Nearly a century ago, some 1 million lions roamed the wild across Africa and Asia.
Today, due to a combination of poaching, disease and habitat loss, the species is teetering on the brink of extinction, numbering about 30,000, according to a conservation group called Panthera.
In light of the shrinking population and in the spirit of awareness and conservation efforts around the globe, Sunday is World Lion Day.
“It is these beasts that shape our history and cultures worldwide,” the campaign posted on its Facebook page, noting that “on the plains of Africa and in the forests of India, the lions of flesh and blood are vanishing, leaving our world with only those of marble and bronze.”
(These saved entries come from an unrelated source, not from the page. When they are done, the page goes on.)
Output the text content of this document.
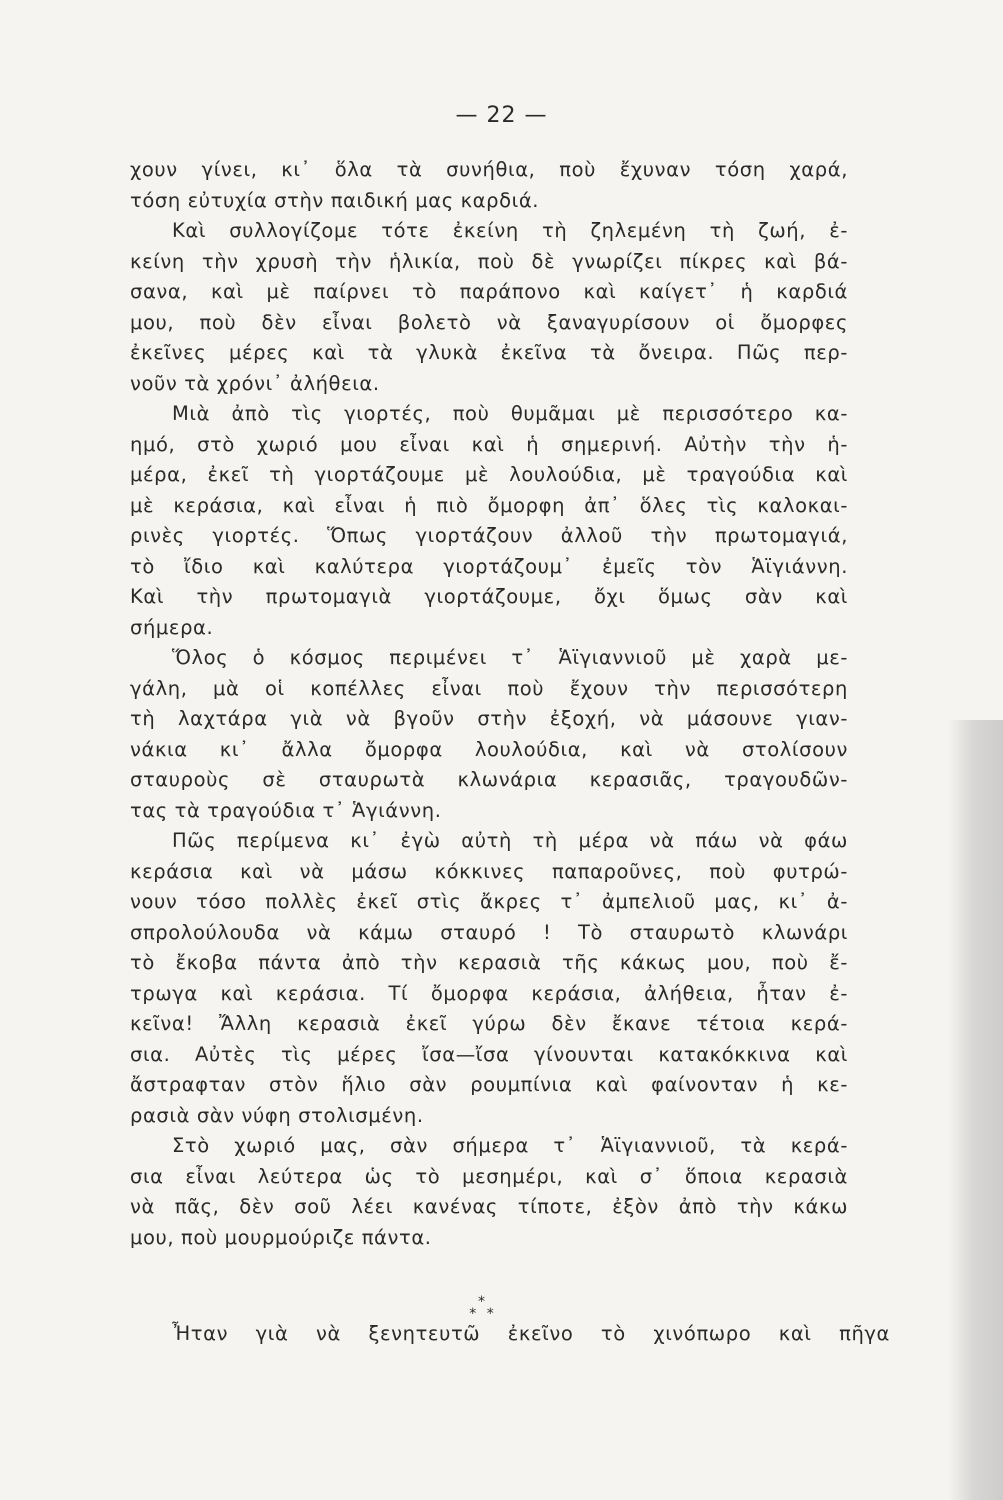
— 22 —
χουν γίνει, κι᾿ ὅλα τὰ συνήθια, ποὺ ἔχυναν τόση χαρά,
τόση εὐτυχία στὴν παιδική μας καρδιά.
Καὶ συλλογίζομε τότε ἐκείνη τὴ ζηλεμένη τὴ ζωή, ἐ-
κείνη τὴν χρυσὴ τὴν ἡλικία, ποὺ δὲ γνωρίζει πίκρες καὶ βά-
σανα, καὶ μὲ παίρνει τὸ παράπονο καὶ καίγετ᾿ ἡ καρδιά
μου, ποὺ δὲν εἶναι βολετὸ νὰ ξαναγυρίσουν οἱ ὄμορφες
ἐκεῖνες μέρες καὶ τὰ γλυκὰ ἐκεῖνα τὰ ὄνειρα. Πῶς περ-
νοῦν τὰ χρόνι᾿ ἀλήθεια.
Μιὰ ἀπὸ τὶς γιορτές, ποὺ θυμᾶμαι μὲ περισσότερο κα-
ημό, στὸ χωριό μου εἶναι καὶ ἡ σημερινή. Αὐτὴν τὴν ἡ-
μέρα, ἐκεῖ τὴ γιορτάζουμε μὲ λουλούδια, μὲ τραγούδια καὶ
μὲ κεράσια, καὶ εἶναι ἡ πιὸ ὄμορφη ἀπ᾿ ὅλες τὶς καλοκαι-
ρινὲς γιορτές. Ὅπως γιορτάζουν ἀλλοῦ τὴν πρωτομαγιά,
τὸ ἴδιο καὶ καλύτερα γιορτάζουμ᾿ ἐμεῖς τὸν Ἁϊγιάννη.
Καὶ τὴν πρωτομαγιὰ γιορτάζουμε, ὄχι ὅμως σὰν καὶ
σήμερα.
Ὅλος ὁ κόσμος περιμένει τ᾿ Ἁϊγιαννιοῦ μὲ χαρὰ με-
γάλη, μὰ οἱ κοπέλλες εἶναι ποὺ ἔχουν τὴν περισσότερη
τὴ λαχτάρα γιὰ νὰ βγοῦν στὴν ἐξοχή, νὰ μάσουνε γιαν-
νάκια κι᾿ ἄλλα ὄμορφα λουλούδια, καὶ νὰ στολίσουν
σταυροὺς σὲ σταυρωτὰ κλωνάρια κερασιᾶς, τραγουδῶν-
τας τὰ τραγούδια τ᾿ Ἁγιάννη.
Πῶς περίμενα κι᾿ ἐγὼ αὐτὴ τὴ μέρα νὰ πάω νὰ φάω
κεράσια καὶ νὰ μάσω κόκκινες παπαροῦνες, ποὺ φυτρώ-
νουν τόσο πολλὲς ἐκεῖ στὶς ἄκρες τ᾿ ἀμπελιοῦ μας, κι᾿ ἀ-
σπρολούλουδα νὰ κάμω σταυρό ! Τὸ σταυρωτὸ κλωνάρι
τὸ ἔκοβα πάντα ἀπὸ τὴν κερασιὰ τῆς κάκως μου, ποὺ ἔ-
τρωγα καὶ κεράσια. Τί ὄμορφα κεράσια, ἀλήθεια, ἦταν ἐ-
κεῖνα! Ἄλλη κερασιὰ ἐκεῖ γύρω δὲν ἔκανε τέτοια κερά-
σια. Αὐτὲς τὶς μέρες ἴσα—ἴσα γίνουνται κατακόκκινα καὶ
ἄστραφταν στὸν ἥλιο σὰν ρουμπίνια καὶ φαίνονταν ἡ κε-
ρασιὰ σὰν νύφη στολισμένη.
Στὸ χωριό μας, σὰν σήμερα τ᾿ Ἁϊγιαννιοῦ, τὰ κερά-
σια εἶναι λεύτερα ὡς τὸ μεσημέρι, καὶ σ᾿ ὅποια κερασιὰ
νὰ πᾶς, δὲν σοῦ λέει κανένας τίποτε, ἐξὸν ἀπὸ τὴν κάκω
μου, ποὺ μουρμούριζε πάντα.
*
* *
Ἦταν γιὰ νὰ ξενητευτῶ ἐκεῖνο τὸ χινόπωρο καὶ πῆγα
In an article for National Geographic, conservationist and filmmaker Dereck Joubert wrote, “There have never been as few lions on the planet since 3.5 million years ago, when we think that lions evolved from the early saber-toothed cats.”
In 1950, there were about 400,000 lions across the continent of Africa. Less than two decades later, the species’ population dropped by nearly half to 250,000.
In West Africa, where there are about 400 lions, a study by a conservation group in January said action was needed if the lion is to avoid extinction.
In 1907, there were an estimated 13 lions left on the entire continent of Asia, according to the World Lion Day website. But conservation efforts in recent decades, including the banning of hunting lions in 1975, have replenished the population to more than 400 today.
“The lion is an enduring symbol across the nations and has fascinated man throughout the millennia,” World Lion Day posted. “To lose such a species would be to lose a significant part of our global heritage.”